Yes, there are sympathetic characters throughout the movie, but Alabamians — as a whole — are depicted as tobacco-chewing, race-obsessed idiots.

Move to the current generation of Hollywood producers and recall the Oscar-winning “My Cousin Vinny.” For those who haven’t seen the movie — few of you, I hope — two young men drive through Alabama on their way to Florida and they are wrongfully accused of a murder.

While the movie ranks right up there as one of my all-time favorites, I’ve always been struck by the way Alabamians are characterized. Apparently, we have all gotten stuck in the mud (OK, we’ll concede that point). However, the movie also paints us as having a backwards legal system and a compulsive desire to somehow defeat every Yankee that crosses the state line.

A few years ago, Hollywood produced a movie on the life of George Wallace and, while Wallace made plenty of bone-head political moves, Alabamians were once again typified as people who can’t get past the color barrier.

If you think I’m over-analyzing the picture Hollywood paints of Alabama, consider something a national broadcaster said earlier this week.

On Wednesday night, NBC’s Tom Brokaw anchored his final “Nightly News.” Brian Williams replaced Brokaw in the chair and, in an interview with the Associated Press earlier this week, Williams unintentionally proved the importance of Hollywood’s influence over America.

In answer to a question about the risqu/ “Desperate Housewives” program on ABC, Williams said those shows shape this country.

“People report breathtakingly about how cultural issues were important in this past election,” Williams told the Associated Press. “Well, I could have told you that. That’s my kitchen. That’s what we talk about.”

To bring the point back home, the way Alabama is depicted in theaters and on TV sets really does matter.

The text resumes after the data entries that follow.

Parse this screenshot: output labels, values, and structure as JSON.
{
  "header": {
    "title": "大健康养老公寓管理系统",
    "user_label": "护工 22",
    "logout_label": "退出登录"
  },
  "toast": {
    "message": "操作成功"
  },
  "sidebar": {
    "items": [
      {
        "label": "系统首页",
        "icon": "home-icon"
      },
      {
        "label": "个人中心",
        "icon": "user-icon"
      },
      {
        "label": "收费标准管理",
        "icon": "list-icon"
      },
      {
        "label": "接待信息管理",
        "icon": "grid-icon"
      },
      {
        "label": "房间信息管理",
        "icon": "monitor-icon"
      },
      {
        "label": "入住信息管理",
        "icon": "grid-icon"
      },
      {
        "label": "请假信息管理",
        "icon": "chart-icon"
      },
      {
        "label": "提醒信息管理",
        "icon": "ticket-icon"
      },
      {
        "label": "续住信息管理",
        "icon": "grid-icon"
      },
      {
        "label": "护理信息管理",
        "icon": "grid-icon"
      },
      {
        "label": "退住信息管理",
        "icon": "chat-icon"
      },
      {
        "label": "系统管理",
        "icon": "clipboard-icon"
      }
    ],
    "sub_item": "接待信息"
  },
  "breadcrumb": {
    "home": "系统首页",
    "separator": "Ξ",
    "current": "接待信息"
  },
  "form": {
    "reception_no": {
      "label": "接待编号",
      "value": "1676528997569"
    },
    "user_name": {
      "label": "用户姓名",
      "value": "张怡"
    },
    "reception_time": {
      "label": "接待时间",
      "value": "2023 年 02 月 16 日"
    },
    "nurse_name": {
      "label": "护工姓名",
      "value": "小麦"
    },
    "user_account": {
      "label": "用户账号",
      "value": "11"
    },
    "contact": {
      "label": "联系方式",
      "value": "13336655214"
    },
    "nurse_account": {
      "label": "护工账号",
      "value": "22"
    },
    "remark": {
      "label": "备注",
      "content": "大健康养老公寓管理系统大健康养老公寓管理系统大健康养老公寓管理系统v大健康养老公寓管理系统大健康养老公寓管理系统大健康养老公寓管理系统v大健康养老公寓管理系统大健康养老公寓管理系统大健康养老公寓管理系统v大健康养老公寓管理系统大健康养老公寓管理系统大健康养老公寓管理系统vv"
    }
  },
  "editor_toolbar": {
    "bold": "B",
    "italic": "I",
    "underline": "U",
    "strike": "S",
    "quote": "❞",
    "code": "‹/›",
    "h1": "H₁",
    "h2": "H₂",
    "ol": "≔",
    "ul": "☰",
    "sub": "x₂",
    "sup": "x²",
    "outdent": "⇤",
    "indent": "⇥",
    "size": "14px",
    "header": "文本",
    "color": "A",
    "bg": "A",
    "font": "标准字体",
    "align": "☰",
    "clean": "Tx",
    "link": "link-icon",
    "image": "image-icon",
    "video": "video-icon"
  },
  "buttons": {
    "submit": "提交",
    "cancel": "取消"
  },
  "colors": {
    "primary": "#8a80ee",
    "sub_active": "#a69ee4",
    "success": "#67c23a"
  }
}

As Williams said, “That’s all we talk about.”

So why bring up this discussion, and why bring it up now?

This weekend, the city of Demopolis hosted more out-of-town visitors than we will at any other event during the year. Some folks will come from all parts of Alabama, while others will cross our state borders to attend.

What will tourists from other states think about Alabama when they arrive?

Will they see us burning crosses in open fields? Of course not.

Will they hear us talking unintelligibly? No.

Will they encounter members of a backwards law enforcement? Absolutely not.

So why do Hollywood producers continue their depictions of Alabama as the laughingstock of the nation?

I can’t answer that question, but I can tell you that we must find a way to change the trend. Elected officials in Montgomery have invested a great deal of time and money in the repair of Alabama’s rural regions — the Black Belt in particular. Most anyone affiliated with the plans to bring progress to the region understand that two things must improve: jobs and education.

So long as Alabama remains the mule of the nation, strong educators won’t blink on Interstate 20 when they pass through our state. And so long as we’re characterized as race mongers, new business and industry will need more than a tax incentive to stop here.

We’ve got to change the perception America has of us. What can you do to help?